* "A Handbook of Dyes From Natural Materials" by Anne Bliss (Scribner's, 180 pages, well illustrated, $14.95) is a book of dye recipes collected from outstanding contemporary dyers across the continent. Their focus is on the practicalities, availability, use, and beauty of dyes produced from natural materials.
The author is well known for her experiments with dyes from natural sources, particularly native and naturalized plants. She has written and taught extensively about five crafts, and she contributes a regular column to Interweave magazine. Her textiles have been shown in numerous juried and invitational exhibits.
"First, I wanted to examine some basic attitudes and working methods for contemporary dyers in North America who have elected to use natural materials to produce color -- a means of dying that to many people seems very old-fashioned and silly when there are so many synthetic dyes available for home use.
"Second, I wanted to present recipes for natural dyes that have been tested for lightfastness. Many people dismiss natural dyes as fugitive and unfast, and they believe that natural dyes easily lose their color. In fact, just the opposite seems to be true in many cases.
"To test the dyes, a sample from each method or recipe provided in this book was tested for fastness to light, using industrial methods in a weatherometer. This instrument tests lightfastness by means of a carbon lamp in controlled atmospheric conditions.
"Development of weatherometers came about after synthetic dyes had fairly monopolized the industrial dye market; as a result, most natural dyes have never been tested under the standard industrial methods, nor are there fastness ratings for most natural dyes.
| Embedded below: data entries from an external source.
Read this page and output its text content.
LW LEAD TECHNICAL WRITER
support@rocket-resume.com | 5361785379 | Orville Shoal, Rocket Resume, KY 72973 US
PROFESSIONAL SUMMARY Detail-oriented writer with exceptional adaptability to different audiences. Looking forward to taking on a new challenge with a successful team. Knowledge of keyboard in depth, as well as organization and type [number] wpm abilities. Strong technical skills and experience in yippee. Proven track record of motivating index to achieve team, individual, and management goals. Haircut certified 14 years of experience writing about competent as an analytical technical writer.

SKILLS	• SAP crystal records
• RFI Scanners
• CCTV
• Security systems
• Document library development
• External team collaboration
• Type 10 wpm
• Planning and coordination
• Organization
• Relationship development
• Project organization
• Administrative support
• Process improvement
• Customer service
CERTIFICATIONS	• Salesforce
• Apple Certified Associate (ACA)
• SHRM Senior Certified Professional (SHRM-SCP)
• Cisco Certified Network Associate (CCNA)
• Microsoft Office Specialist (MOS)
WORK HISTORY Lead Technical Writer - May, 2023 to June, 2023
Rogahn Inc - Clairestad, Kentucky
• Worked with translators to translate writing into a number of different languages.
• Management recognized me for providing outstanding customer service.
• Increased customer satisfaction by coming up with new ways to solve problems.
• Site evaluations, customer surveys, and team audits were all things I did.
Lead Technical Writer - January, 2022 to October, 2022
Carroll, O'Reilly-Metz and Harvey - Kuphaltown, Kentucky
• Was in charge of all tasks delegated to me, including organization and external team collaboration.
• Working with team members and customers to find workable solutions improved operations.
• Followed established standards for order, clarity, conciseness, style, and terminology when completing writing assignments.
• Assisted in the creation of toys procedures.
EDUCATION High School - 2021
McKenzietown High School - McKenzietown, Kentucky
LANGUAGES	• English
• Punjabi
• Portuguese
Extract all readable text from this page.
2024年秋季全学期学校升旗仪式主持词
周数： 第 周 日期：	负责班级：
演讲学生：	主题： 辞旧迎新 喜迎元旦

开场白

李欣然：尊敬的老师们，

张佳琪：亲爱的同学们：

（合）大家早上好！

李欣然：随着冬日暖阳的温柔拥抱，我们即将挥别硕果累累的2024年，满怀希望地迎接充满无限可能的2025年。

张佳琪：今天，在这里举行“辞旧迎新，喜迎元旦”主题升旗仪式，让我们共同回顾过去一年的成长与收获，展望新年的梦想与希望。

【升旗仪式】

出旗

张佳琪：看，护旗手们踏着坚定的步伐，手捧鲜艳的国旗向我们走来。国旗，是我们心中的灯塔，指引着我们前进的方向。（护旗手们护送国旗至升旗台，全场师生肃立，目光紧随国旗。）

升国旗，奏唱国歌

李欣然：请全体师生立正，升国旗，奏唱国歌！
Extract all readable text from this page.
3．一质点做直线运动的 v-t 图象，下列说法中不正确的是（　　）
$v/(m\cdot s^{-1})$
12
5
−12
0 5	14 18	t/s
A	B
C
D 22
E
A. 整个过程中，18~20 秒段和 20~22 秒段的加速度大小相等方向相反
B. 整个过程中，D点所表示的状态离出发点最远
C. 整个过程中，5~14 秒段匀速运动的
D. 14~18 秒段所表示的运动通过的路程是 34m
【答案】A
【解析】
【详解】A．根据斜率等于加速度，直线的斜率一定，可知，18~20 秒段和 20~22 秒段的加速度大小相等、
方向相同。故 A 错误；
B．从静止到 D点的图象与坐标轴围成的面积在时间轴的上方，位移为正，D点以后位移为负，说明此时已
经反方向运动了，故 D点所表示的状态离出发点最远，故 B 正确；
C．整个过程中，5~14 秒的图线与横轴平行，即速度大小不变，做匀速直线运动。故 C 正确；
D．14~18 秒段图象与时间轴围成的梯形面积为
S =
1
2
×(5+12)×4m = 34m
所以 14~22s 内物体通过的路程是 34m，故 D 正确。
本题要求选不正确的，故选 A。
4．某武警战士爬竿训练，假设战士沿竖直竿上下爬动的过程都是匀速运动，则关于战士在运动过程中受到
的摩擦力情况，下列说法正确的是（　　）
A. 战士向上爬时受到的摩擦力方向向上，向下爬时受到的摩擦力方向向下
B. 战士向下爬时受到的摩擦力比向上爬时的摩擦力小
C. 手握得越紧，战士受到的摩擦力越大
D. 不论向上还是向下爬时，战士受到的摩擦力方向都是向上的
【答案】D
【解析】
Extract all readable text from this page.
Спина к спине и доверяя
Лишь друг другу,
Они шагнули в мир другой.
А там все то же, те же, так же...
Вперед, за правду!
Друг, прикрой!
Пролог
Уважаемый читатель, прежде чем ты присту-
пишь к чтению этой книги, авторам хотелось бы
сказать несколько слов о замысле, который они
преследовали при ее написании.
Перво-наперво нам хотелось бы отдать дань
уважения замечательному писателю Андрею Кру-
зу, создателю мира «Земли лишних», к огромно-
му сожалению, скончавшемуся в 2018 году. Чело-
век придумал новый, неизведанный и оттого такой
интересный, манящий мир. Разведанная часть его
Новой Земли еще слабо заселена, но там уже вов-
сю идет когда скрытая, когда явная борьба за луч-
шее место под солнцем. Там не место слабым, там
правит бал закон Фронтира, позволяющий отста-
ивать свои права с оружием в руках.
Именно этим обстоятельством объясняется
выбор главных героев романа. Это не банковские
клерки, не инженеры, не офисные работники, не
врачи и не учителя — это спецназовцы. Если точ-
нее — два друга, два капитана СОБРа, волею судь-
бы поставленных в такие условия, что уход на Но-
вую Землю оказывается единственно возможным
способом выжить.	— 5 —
"Third, I have been interested in providing natural dyers with a means of communicating about the colors they obtain. Most reference sources for natural dyes give only very general descriptions of the colors produced by the natural materials -- for example, 'yellow' for goldenrod with alum mordant, or 'red' for madder with chrome mordant. To provide a more accurate description, each dyed sample representing the recipes and methods contained in this handbook has been coordinated with the Inter-Society Color Council, National Bureau of Standards Centroid Colors, and each sample color is designated with the color code for the closest color match to it.
"People are often curious about the reasons why I've chosen to dye with natural materials when it would be so much easier to buy a packet of dye powder and have nearly instant color. Perhaps it's because I love soil and plants and my pet cochineal bugs, who slowly suck all the life and color out of the succession of prickly pear cacti I feed them with.
"Perhaps it's because I don't want one of humanitity's oldest arts, crafts and trades to disappear. Perhaps it's because I can wander through the woods or the vacant lots in town, gather up a few unsuspecting plants, take them home and brew a lovely dye all by myself.
"Perhaps it's because there are sometimes surprising results in the dyepot that make me wonder and appreciate the fact that I can't always control what nature has produced. Perhaps it's because dying with nature feels to me like the way things are meant to be.
"I do know that brewing dyes from natural materials has become somewhat of an addiction; I can no longer look at a fruit tree and think only of eating the fruit. Instead, I also think of the color the bark will make when the tree sheds it, or of the color the peelings from some fruit I have eaten will produce.
"Natural dying has become a part of me in a way that adding a packet of laboratory-produced dye powder never could, for working alone with nature is a very personal experience. I enjoy nature's produce, the dye process, the fibers, and the results. I have discovered the rainbow in my dyepot."